For Nigeria, as countries go into the labs researching and developing vaccines and drugs to counter the coronavirus, we can only trial already-manufactured vaccines and medicines from across the globe. 

Considering that on a regular day, most of the imported drugs are not clinically tested locally before they are administered, any adverse effects that they may have on Nigerians as a result of genetic and other biological differences are left to chance. 

Adebakin stresses that drugs must be tested for efficacy and safety and must meet both standards before they are administered. 

One area of contention that has come up in the last few months in this regard are claims that traditional medicine might be Africa’s chance at fighting the COVID-19 virus. 

“I have no problem with Africans developing medicines nor do I have a problem with herbal medicines per se, but I have been trained with the western style of education and that style of education which has produced us the healthcare system that we adopt across the world requires that you prove the efficacy and the safety of any medication,” she stresses.

“If you say something is efficacious in treating, let’s say a tumor, but in administering it, it is killing the eyes, killing the kidneys, killing the liver, you’re now given that power as a prescriber to say, you know, I’d rather cure this person of a tumor and let them lose their eyes, kidney and so on because it is worth it.”

That ability to decide must come from knowledge and information and there is not a lot of substantial, quantitative information on the effects of the myriad of traditional herbal concoctions present in the country. 

“It is a careless healthcare provider that will say, go ahead and bring it [drug] from Madagascar,” she says, a reference to news that broke last month about the federal government’s receipt of a herbal COVID-19 cure said to have originated in Madagascar

“We cannot play with people’s lives.”


myPharmacy launched in February this year to enable brick and mortar pharmacies leverage technology to better carry out their operations.
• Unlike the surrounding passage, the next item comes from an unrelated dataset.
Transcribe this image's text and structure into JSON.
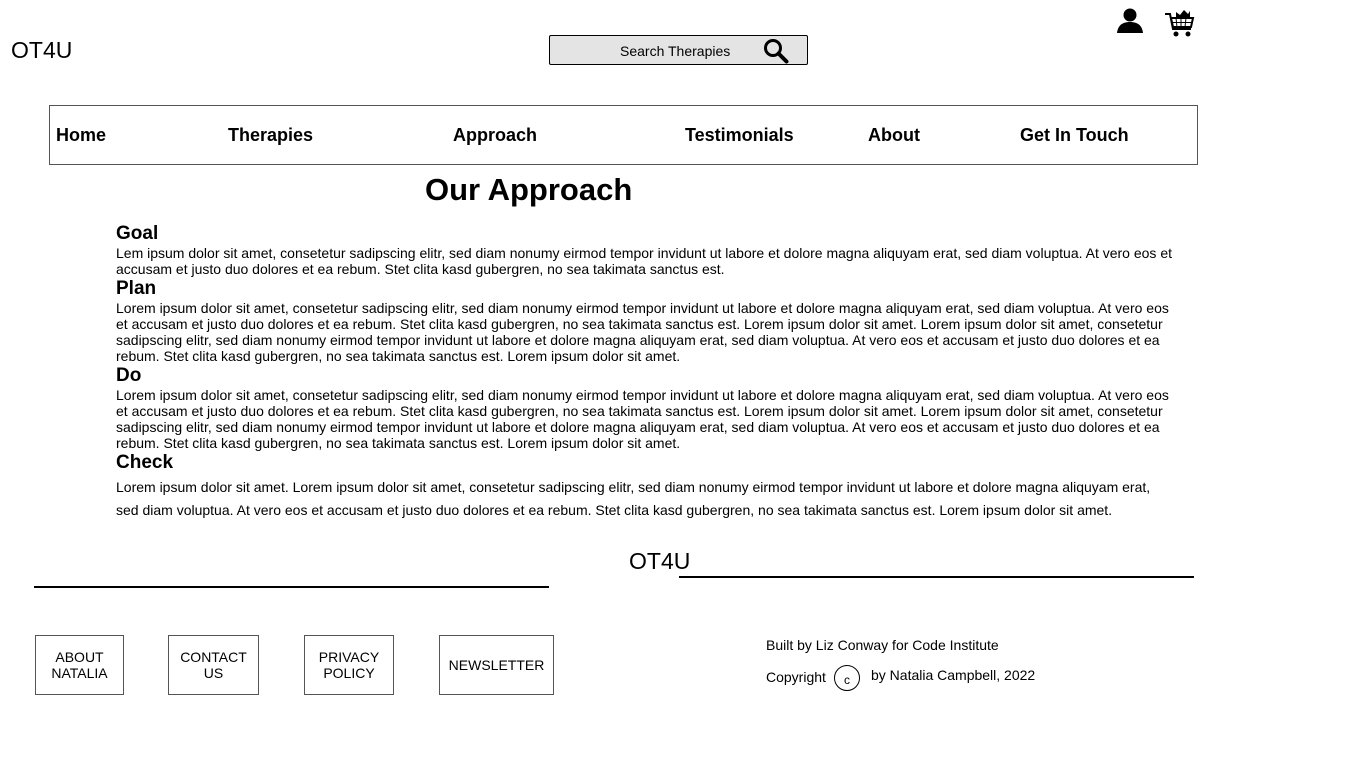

The platform launched with 51 pharmacies but there are currently 37 active pharmacies on the platform including 4 which advantage Health Africa owns. They are spread across 7 states and the Federal Capital Territory. present in 7 states plus the FCT.
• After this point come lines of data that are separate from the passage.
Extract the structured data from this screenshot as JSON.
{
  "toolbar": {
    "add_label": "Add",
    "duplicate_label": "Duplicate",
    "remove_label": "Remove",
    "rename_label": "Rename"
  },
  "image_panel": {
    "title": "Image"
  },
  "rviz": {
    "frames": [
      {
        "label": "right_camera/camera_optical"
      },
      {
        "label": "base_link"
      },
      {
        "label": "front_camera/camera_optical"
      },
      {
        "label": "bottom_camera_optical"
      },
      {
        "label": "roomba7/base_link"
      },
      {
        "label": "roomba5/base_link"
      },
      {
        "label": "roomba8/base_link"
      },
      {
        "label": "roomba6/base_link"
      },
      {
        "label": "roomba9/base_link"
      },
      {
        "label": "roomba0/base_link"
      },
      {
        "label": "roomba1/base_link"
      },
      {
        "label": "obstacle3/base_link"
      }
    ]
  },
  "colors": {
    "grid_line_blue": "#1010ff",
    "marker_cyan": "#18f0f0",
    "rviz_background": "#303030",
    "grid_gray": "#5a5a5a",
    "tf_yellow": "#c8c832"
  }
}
“Apart from you being licensed, you must be tired of doing business the way you’ve been doing it,” says Adebakin on the selection criteria for onboarding pharmacies to the platform. 

“Because we’re going to take the pharmacy through the mill, it’s not an easy journey; we are going to change the way they do procurement, the way they handle inventory then financial management and accountability, we are changing their perspective on people. Some have been lackadaisical about people development, we’re changing that, their perspective on compensation, sales optimization and after sales. If we look at all the things we are trying to put them through, you must be interested in this thing.”

In addition to these, pharmacies onboarded to the platform can also leverage the platform to reach more than walk-in customers. 

By year end, Adebakin hopes to have doubled the number of pharmacies on the platform. 

Building her dream team

“We started a bi-monthly meeting just to touch base and they roll their eyes when I start again on the vision/mission thing,” says Adebakin about her 54-member team. 

But consistently sharing this with them is critical to her “because really if you work, work, work, you are more transactional day by day. You must know that you must balance transactional with transformational interaction”. 

As someone who believes entrepreneurs and innovators coming into the space understand the long-term play, it is important to not lose sight of what the dream is. 

“I value my team and I don’t say that lightly. I will actually fight anybody for my team.” 

There’s also room for failure at Advantage Health Africa.

“I prefer people venture to make things happen than to not do it because they are afraid to make mistakes.

“I read this somewhere and I’ve held on to it in my life journey: if you want to build an innovative environment, you must create safety for error” as long as precision is not a matter of critical import to your business.